One of them was Dana Fagan, a bookkeeper, 41, who said she was pleased by the precautions being taken.
“I’m cleaning more — the whole thing is wet and I’m fine with that,” she said about disinfecting the equipment. “You can never have enough.”
Guanilo’s boutique gym normally offers group classes, physical therapy and individual sessions with trainers. The more controlled atmosphere at his gym, where patrons have individual sessions if they’re not in a group class, appeals to people who are concerned about infection, like Joshua Rubin, a 38-year-old director at an accounting firm.
“There’s not people wandering around using different machines,” Rubin said. “There’s only two to three of us at a time.”
Nearby, Jesse Damon, 46, stretched his arms while a trainer verbally guided him, keeping several feet away.
“They’re very safe here, this is a private gym,” he said, adding that he went to a gym in Wyoming during a visit in June and “it was a lot of 20-year-olds not wearing masks.’’
Fitness classes normally make up nearly half of Guanilo’s income, but the city still does not allow them indoors because officials say they are too risky.
While he was shut, Guanilo was able to recover some of his lost business through virtual sessions and group fitness classes in Central Park, which involved hauling hundreds of pounds of equipment on a hand truck.

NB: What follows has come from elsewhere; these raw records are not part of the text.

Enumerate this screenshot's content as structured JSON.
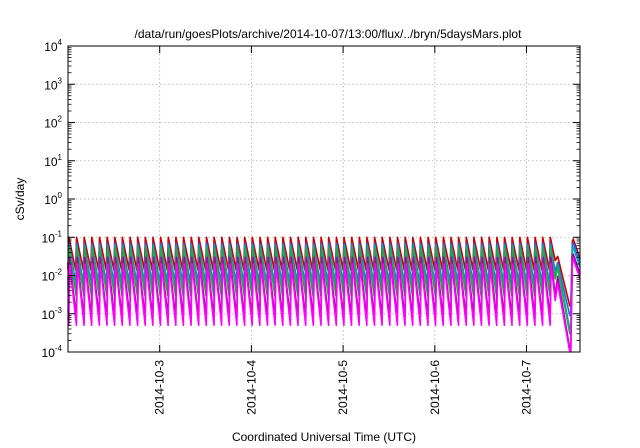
{
  "chart_data": {
    "type": "line",
    "title": "/data/run/goesPlots/archive/2014-10-07/13:00/flux/../bryn/5daysMars.plot",
    "xlabel": "Coordinated Universal Time (UTC)",
    "ylabel": "cSv/day",
    "y_scale": "log",
    "ylim": [
      0.0001,
      10000
    ],
    "y_ticks": [
      {
        "base": "10",
        "exp": "4",
        "value": 10000
      },
      {
        "base": "10",
        "exp": "3",
        "value": 1000
      },
      {
        "base": "10",
        "exp": "2",
        "value": 100
      },
      {
        "base": "10",
        "exp": "1",
        "value": 10
      },
      {
        "base": "10",
        "exp": "0",
        "value": 1
      },
      {
        "base": "10",
        "exp": "-1",
        "value": 0.1
      },
      {
        "base": "10",
        "exp": "-2",
        "value": 0.01
      },
      {
        "base": "10",
        "exp": "-3",
        "value": 0.001
      },
      {
        "base": "10",
        "exp": "-4",
        "value": 0.0001
      }
    ],
    "x_ticks": [
      "2014-10-3",
      "2014-10-4",
      "2014-10-5",
      "2014-10-6",
      "2014-10-7"
    ],
    "xlim": [
      "2014-10-02 00:00",
      "2014-10-07 14:00"
    ],
    "grid": true,
    "pattern": {
      "period_hours": 2.0,
      "gap_start": "2014-10-07 07:30",
      "gap_end": "2014-10-07 12:00"
    },
    "series": [
      {
        "color": "#cc0000",
        "peak": 0.1,
        "trough": 0.014,
        "gap_min": 0.0016,
        "end_value": 0.05
      },
      {
        "color": "#2266ee",
        "peak": 0.07,
        "trough": 0.006,
        "gap_min": 0.0009,
        "end_value": 0.04
      },
      {
        "color": "#00aaaa",
        "peak": 0.06,
        "trough": 0.004,
        "gap_min": 0.0004,
        "end_value": 0.03
      },
      {
        "color": "#22aa44",
        "peak": 0.05,
        "trough": 0.003,
        "gap_min": 0.0003,
        "end_value": 0.02
      },
      {
        "color": "#aa00aa",
        "peak": 0.03,
        "trough": 0.0008,
        "gap_min": 0.00012,
        "end_value": 0.02
      },
      {
        "color": "#ff00ff",
        "peak": 0.02,
        "trough": 0.0005,
        "gap_min": 0.0001,
        "end_value": 0.015
      }
    ]
  }
}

Guanilo’s clients want him to succeed, but some are not comfortable returning. Richard Stanger, a 70-year-old business consultant, said he would not go back to Momentum Fitness until there was a reliable treatment for the virus.
“We all want life to return to normal, and normal to me would be working out with Marco,” Stanger said. “And I’m hoping we get there, but I’m not optimistic that we can get there before the first of the year.”